When three-year-old Jackson was still not able to communicate with those around him, friends of his mother told her not to worry. He was just a boy and he would develop, was the message.
But his mum, Cindy, knew something was wrong – and she was right.
Jackson suffered from what’s called childhood apraxia of speech. It’s a rare disorder where a person wants to say something but the brain just won’t tell the mouth and vocal chords how to form the right words. It’s not about intelligence – it’s just that the words won’t form. They come out as a jumble of sound.
It’s not that the speech muscles are weak. It’s rather that the brain can’t tell the lips, jaw and tongue how to move to form the sounds which should come out as words the result in this case was that three-year-old Jackson from Bungendore just wasn’t communicating. He was silent, and his silence increasingly worried his mother.
Her fear – her intimation – was that something was wrong and that Jackson would just sink deeper into himself and never learn to communicate with others “As a three-year-old, he was non-verbal. He’d make noises and sounds but not words,” his mum said. “Apart from ‘Mum’,” the mum added.
But apart from that one, all-important word, “he had given up trying to verbalise anything because we couldn’t understand him.”
At which point, his mother knew that something had to be done, so she sought medical help. She was directed to a speech pathologist in Canberra.
Speech Pathology Australia describes what its members do: “They work with people who have difficulty communicating because of developmental delays, stroke, brain injuries, learning disability, intellectual disability, cerebral palsy, dementia and hearing loss, as well as other problems that can affect speech and language.”
Bron Conroy in Canberra is Jackson’s speech pathologist, and the mother said the therapist has helped the lad immensely.
“He was very withdrawn and unable to interact with people,” the therapist said.
She introduced Jackson to an app which offered cartoon pictures on an iPad of a myriad things like food. Jackson learnt to press a button to indicate that he was hungry, for example, and gradually he was taught how to move his mouth to make distinctive sounds.
The app has thousands of symbols so the user can press one, and the app produces the word or phrases as audio. Sentences like “I want food” can be built up and be “spoken” out loud by the app.
The app does the talking – and so the user is able to communicate. Once a child communicates, frustrations diminish and learning can begin.

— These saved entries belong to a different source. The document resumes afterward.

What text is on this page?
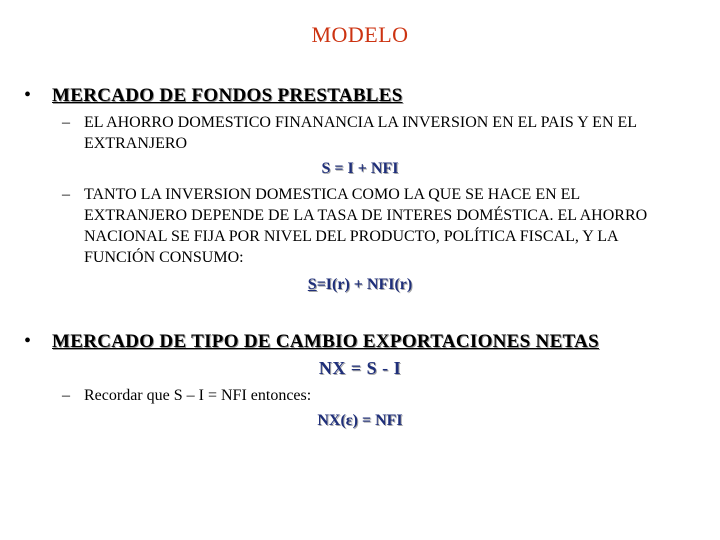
MODELO
•	MERCADO DE FONDOS PRESTABLES
– EL AHORRO DOMESTICO FINANANCIA LA INVERSION EN EL PAIS Y EN EL EXTRANJERO
S = I + NFI
– TANTO LA INVERSION DOMESTICA COMO LA QUE SE HACE EN EL EXTRANJERO DEPENDE DE LA TASA DE INTERES DOMÉSTICA. EL AHORRO NACIONAL SE FIJA POR NIVEL DEL PRODUCTO, POLÍTICA FISCAL, Y LA FUNCIÓN CONSUMO:
S=I(r) + NFI(r)
•	MERCADO DE TIPO DE CAMBIO EXPORTACIONES NETAS
NX = S - I
– Recordar que S – I = NFI entonces:
NX(ε) = NFI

The app is one part of the process. It helped Jackson communicate. At the same time, he was taught how to move muscles in his mouth and jaw to get speech out.
And as time passed – after a mountain of hard work by him and those around him – Jackson learnt how to speak.

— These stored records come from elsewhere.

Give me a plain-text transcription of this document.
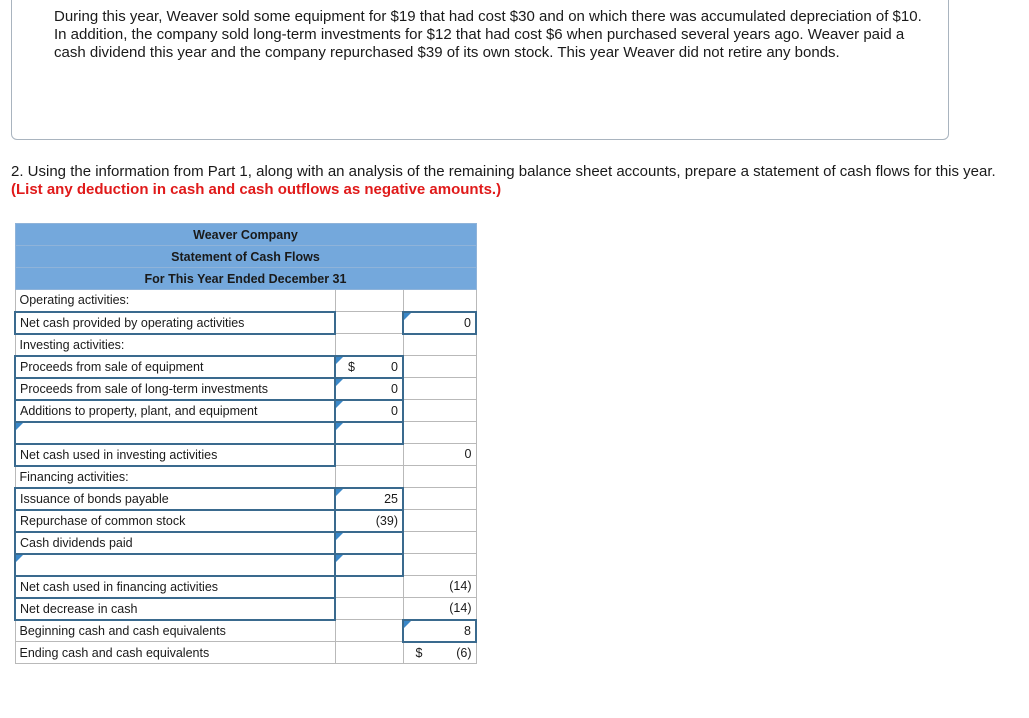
During this year, Weaver sold some equipment for $19 that had cost $30 and on which there was accumulated depreciation of $10. In addition, the company sold long-term investments for $12 that had cost $6 when purchased several years ago. Weaver paid a cash dividend this year and the company repurchased $39 of its own stock. This year Weaver did not retire any bonds.

2. Using the information from Part 1, along with an analysis of the remaining balance sheet accounts, prepare a statement of cash flows for this year. (List any deduction in cash and cash outflows as negative amounts.)

Weaver Company		
Statement of Cash Flows		
For This Year Ended December 31		
Operating activities:		
Net cash provided by operating activities		0

Investing activities:		
Proceeds from sale of equipment	$ 0	

Proceeds from sale of long-term investments	0	

Additions to property, plant, and equipment	0	

Net cash used in investing activities		0

Financing activities:		
Issuance of bonds payable	25	

Repurchase of common stock	(39)	

Cash dividends paid		

Net cash used in financing activities		(14)

Net decrease in cash		(14)

Beginning cash and cash equivalents		8

Ending cash and cash equivalents		$ (6)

He has improved so much that he is now in school and communicating, reading and writing with confidence. A kid destined for frustration with himself and with the world around him now has a future.

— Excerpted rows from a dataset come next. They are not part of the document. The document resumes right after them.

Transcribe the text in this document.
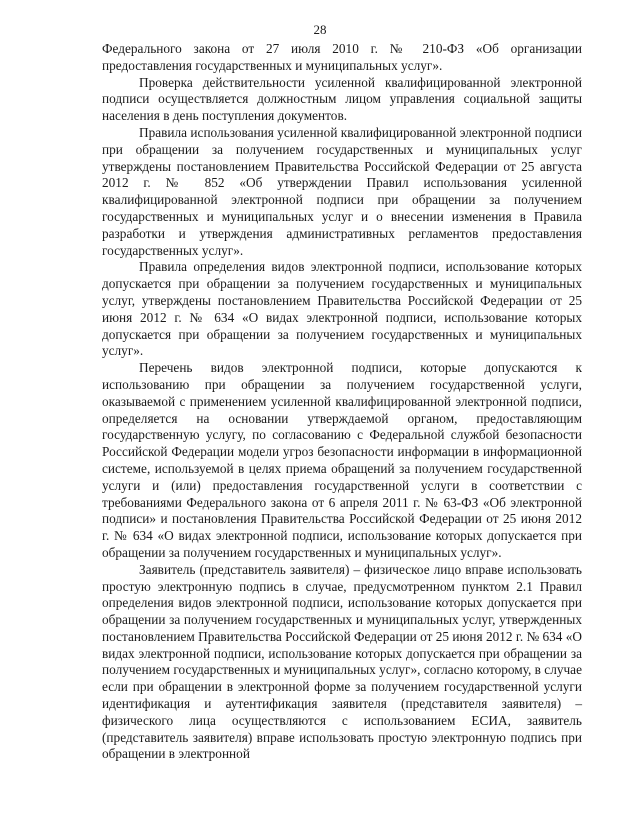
28

Федерального закона от 27 июля 2010 г. № 210-ФЗ «Об организации предоставления государственных и муниципальных услуг».

Проверка действительности усиленной квалифицированной электронной подписи осуществляется должностным лицом управления социальной защиты населения в день поступления документов.

Правила использования усиленной квалифицированной электронной подписи при обращении за получением государственных и муниципальных услуг утверждены постановлением Правительства Российской Федерации от 25 августа 2012 г. № 852 «Об утверждении Правил использования усиленной квалифицированной электронной подписи при обращении за получением государственных и муниципальных услуг и о внесении изменения в Правила разработки и утверждения административных регламентов предоставления государственных услуг».

Правила определения видов электронной подписи, использование которых допускается при обращении за получением государственных и муниципальных услуг, утверждены постановлением Правительства Российской Федерации от 25 июня 2012 г. № 634 «О видах электронной подписи, использование которых допускается при обращении за получением государственных и муниципальных услуг».

Перечень видов электронной подписи, которые допускаются к использованию при обращении за получением государственной услуги, оказываемой с применением усиленной квалифицированной электронной подписи, определяется на основании утверждаемой органом, предоставляющим государственную услугу, по согласованию с Федеральной службой безопасности Российской Федерации модели угроз безопасности информации в информационной системе, используемой в целях приема обращений за получением государственной услуги и (или) предоставления государственной услуги в соответствии с требованиями Федерального закона от 6 апреля 2011 г. № 63-ФЗ «Об электронной подписи» и постановления Правительства Российской Федерации от 25 июня 2012 г. № 634 «О видах электронной подписи, использование которых допускается при обращении за получением государственных и муниципальных услуг».

Заявитель (представитель заявителя) – физическое лицо вправе использовать простую электронную подпись в случае, предусмотренном пунктом 2.1 Правил определения видов электронной подписи, использование которых допускается при обращении за получением государственных и муниципальных услуг, утвержденных постановлением Правительства Российской Федерации от 25 июня 2012 г. № 634 «О видах электронной подписи, использование которых допускается при обращении за получением государственных и муниципальных услуг», согласно которому, в случае если при обращении в электронной форме за получением государственной услуги идентификация и аутентификация заявителя (представителя заявителя) – физического лица осуществляются с использованием ЕСИА, заявитель (представитель заявителя) вправе использовать простую электронную подпись при обращении в электронной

“He had given up trying to verbalise because we couldn’t understand him,” his mother says.
“Now he’s one of the top five readers in his class. He’s confident and chatty. He’s doing so well,” Bron Conroy, the speech pathologist, says.
His mother has a message for other parents: “The big thing is to trust your gut.
“The amount of times friends would say, ‘He’s a boy. Give him time’.
“But deep down I thought that this wasn’t quite right.”
She wants to emphasise, too, the importance of early intervention. If things aren’t right, address it early.
As the Mayo Clinic puts it: “Diagnosing and treating childhood apraxia of speech at an early stage may reduce the risk of long-term persistence of the problem. If your child experiences speech problems, have a speech-language pathologist evaluate your child as soon as you notice any speech problems.”